Working with Namespaces and Services in Kubernetes

What are Namespaces in Kubernetes?

Namespaces in Kubernetes are used to create isolated environments for different resources, like Pods, Services, and Deployments. Think of each namespace as a separate cluster within the same Kubernetes environment. This helps you avoid conflicts when you have multiple teams or applications running in the same cluster.

Namespaces are particularly useful when:

  • You want to organize resources by environment (e.g., dev, staging, prod).

  • You need to limit the resources available to specific teams or projects.

  • You want to enforce access control and resource quotas across different teams.


What are Services in Kubernetes?

Services in Kubernetes are responsible for exposing your Pods and Deployments to the network, allowing them to communicate with each other or external users. Services ensure that Pods are discoverable and accessible, even as the underlying Pods scale up or down.

Kubernetes offers several types of services:

  • ClusterIP: Exposes the service internally within the cluster.

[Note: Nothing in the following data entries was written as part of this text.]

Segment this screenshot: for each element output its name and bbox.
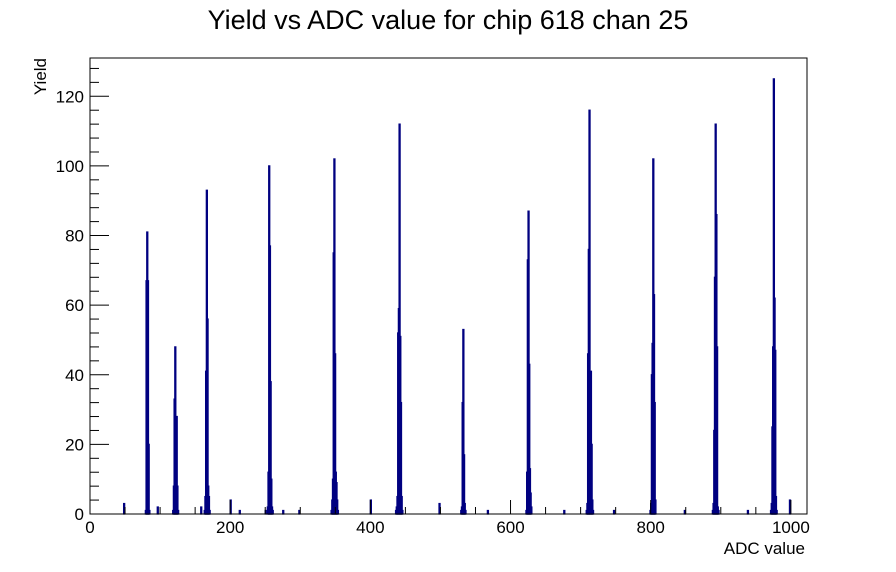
histogram-bar xyxy=(464,509,467,515)
histogram-bar xyxy=(176,485,179,515)
histogram-bar xyxy=(282,509,285,515)
histogram-bar xyxy=(715,346,719,515)
x-tick-label: 1000 xyxy=(772,518,810,537)
histogram-bar xyxy=(563,509,566,515)
x-tick-label: 400 xyxy=(356,518,384,537)
plot-frame xyxy=(89,57,808,515)
histogram-bar xyxy=(438,502,441,515)
histogram-bar xyxy=(208,509,211,515)
y-tick-label: 100 xyxy=(56,157,84,176)
y-tick-label: 60 xyxy=(65,296,84,315)
histogram-bar xyxy=(486,509,490,515)
y-tick-label: 80 xyxy=(65,227,84,246)
histogram-bar xyxy=(156,506,159,515)
y-tick-label: 0 xyxy=(75,505,84,524)
histogram-bar xyxy=(530,506,533,515)
histogram-bar xyxy=(122,502,126,515)
histogram-bar xyxy=(298,509,301,515)
histogram-bar xyxy=(336,509,340,515)
x-tick-label: 800 xyxy=(637,518,665,537)
y-axis-title: Yield xyxy=(31,58,50,95)
x-tick-label: 200 xyxy=(216,518,244,537)
histogram-bar xyxy=(746,509,750,515)
histogram-bar xyxy=(774,349,777,515)
histogram-bar xyxy=(683,509,686,515)
y-tick-label: 20 xyxy=(65,435,84,454)
histogram-bar xyxy=(717,509,720,515)
histogram-bar xyxy=(591,509,595,515)
histogram-bar xyxy=(612,509,616,515)
y-tick-label: 120 xyxy=(56,87,84,106)
x-axis-ticks: 0 200 400 600 800 1000 xyxy=(85,500,810,537)
histogram-bar xyxy=(206,318,209,515)
histogram-bar xyxy=(238,509,241,515)
histogram-bar xyxy=(200,506,203,515)
histogram-bar xyxy=(147,443,150,515)
histogram-bar xyxy=(775,509,778,515)
x-tick-label: 600 xyxy=(496,518,524,537)
histogram-bar xyxy=(401,509,404,515)
x-axis-title: ADC value xyxy=(724,539,805,558)
y-axis-ticks: 0 20 40 60 80 100 120 xyxy=(56,67,109,524)
x-tick-label: 0 xyxy=(85,518,94,537)
histogram-bar xyxy=(654,499,657,515)
histogram-bar xyxy=(271,509,274,515)
chart-title: Yield vs ADC value for chip 618 chan 25 xyxy=(208,5,689,35)
histogram-bar xyxy=(176,509,180,515)
histogram-bar xyxy=(653,401,656,515)
histogram-bar xyxy=(148,509,151,515)
y-tick-label: 40 xyxy=(65,366,84,385)
histogram-bar xyxy=(788,499,792,515)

  • NodePort: Exposes the service on a static port on each node in the cluster.

  • LoadBalancer: Exposes the service externally using a cloud provider’s load balancer.

Services abstract away the complexity of how Pods are created and destroyed, allowing you to reliably connect to them even when their IP addresses change.


Task 1:Create a Namespace for Your Deployment

  • Create a Namespace for your Deployment

  • Use the command kubectl create namespace <namespace-name> to create a Namespace

  • Update the deployment.yml file to include the Namespace

  • Apply the updated deployment using the command: kubectl apply -f deployment.yml -n <namespace-name>

  • Verify that the Namespace has been created by checking the status of the Namespaces in your cluster.

apiVersion: apps/v1

kind: Deployment

metadata:

  name: todo-deployment
  namespace: django-app

  labels:

    app: todo-app

spec:

  replicas: 3

  selector:

    matchLabels:

      app: todo-app

  template:

    metadata:

      labels:

        app: todo-app

    spec:

      containers:

      - name: todo-app

        image: pooja-bhavani/django-todo-cicd

        ports:

        - containerPort: 8000
kubectl create namespace django-app
kubectl delete pods <your pods names>
kubectl apply -f deployment.yaml -n django-app
kubectl get namespace

Task 2:Learn About Services, Load Balancing, and Networking in Kubernetes.

Services:

  • Services provide a consistent way to access and connect to groups of Pods (instances of an application) within a Kubernetes cluster.

  • Types of Services:

    • ClusterIP: Exposes the service only within the cluster.

    • NodePort: Exposes the service on each node's IP at a specific port.

    • LoadBalancer: Creates an external load balancer in the cloud provider, routing external traffic to the service.

    • ExternalName: Maps the service to a DNS name.

Load Balancing:

  • Role: Load balancing ensures even distribution of network traffic across multiple Pods or instances of an application.

  • How It Works: When multiple instances of an application (Pods) exist, Kubernetes' built-in load balancer intelligently distributes incoming traffic among these instances, optimizing performance and preventing overload on any single Pod.

Networking:

  • Kubernetes Network Model: Each Pod in Kubernetes has a unique IP address within the cluster, allowing direct communication between Pods regardless of the node they're on.

  • Container-to-Container Communication: Pods within the same node can communicate via localhost, while Pods on different nodes communicate using the Pod's IP address.